11 марта 1559 г. литвины впервые в переговорах затронули ливонский вопрос. Обратим внимание на два момента. Поводом для упоминания ливонской проблемы послужили акты насилия, совершенные московскими солдатами во владениях дальнего родственника Сигизмунда Августа рижского архиепископа Вильгельма. Литовский господарь просил остановить военные действия, беспокоясь за безопасность родственника и мир среди всех христиан. Это свидетельствовало о неравнодушии Вильно к происходящим событиям в Ливонии. Однако Сигизмунд Август не выступил в защиту Ливонского государства, а ограничился проявлением заботы о безопасности родственника. Очевидно, в Литве пока что не хотели выносить ливонский вопрос на официальный уровень.
Литовские послы получили ответ, в котором в категорической форме утверждалось, что, во-первых, ливонцы с давних пор подчинялись Московскому государству, во-вторых, военные действия начались из-за нарушения ливонцами обоюдных договоренностей и, в-третьих, московско-ливонские отношения больше никого не касаются. Не желая, однако, резкого обострения отношений с ВКЛ и вступления с ней в военный конфликт, Иван IV подтвердил обязательство сохранять перемирие до 1562 г.
Казалось, в поведении литвинов произошла очевидная перемена. Проявленный послами интерес к ливонским делам вызвал некоторую обеспокоенность в Москве, хотя, скорее всего, там не были склонны думать, что в Вильно коренным образом изменят направление внешнеполитической активности.
Внимательное прочтение официальной летописи не оставляет сомнения, что на формирование внешней политики Московского государства в 1559 г. большое влияние оказывали иррациональные мотивы и причины идеологического характера, а не только прагматическое комбинирование в рамках реалий международных отношений. Иван IV чувствовал себя ответственным за исполнение миссии освобождения христиан от мусульманского притеснения. В этом царя еще больше уверяли «знаки с небес». Так, «видение» святого Николая-чудотворца в январе 1559 г. и наступившее вслед за ним отступление крымского войска с московской территории (вскоре после получения сведений о присутствии Ивана IV в Москве, а не в Ливонии) связывались в единую логическую цепочку. В Москве, по-видимому, не ожидали выступления крымских татар в данный момент, поэтому во внезапном отходе неприятеля виделся результат заступничества небесных сил. Очевидно, это событие рассматривалось в Москве как своеобразный символ, подтверждающий правильность активной антикрымской политики.
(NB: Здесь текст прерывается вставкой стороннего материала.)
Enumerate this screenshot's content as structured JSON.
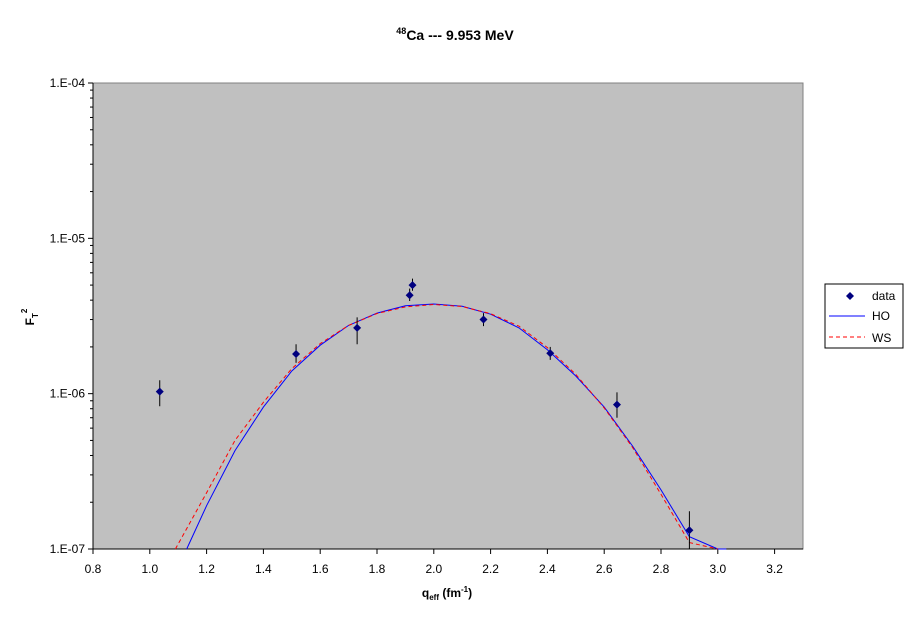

Погоня за крымскими татарами хоть и не принесла результатов, но выявила слабость противника, отступавшего в большой спешке. Пленные сообщили, что Крымское ханство не владеет достаточными силами для отражения внешних ударов. В Москве посчитали, что созрело время для решающего удара. На Крымский полуостров были отправлены с войсками Д. Вишневецкий и Д. Адашев. Московское руководство даже не дождалось приезда литовских послов, чтобы выяснить цель их посольства. Вероятно, в Кремле по-прежнему были уверены, что Вильно не откажется от идеи уничтожения «крымского гнезда».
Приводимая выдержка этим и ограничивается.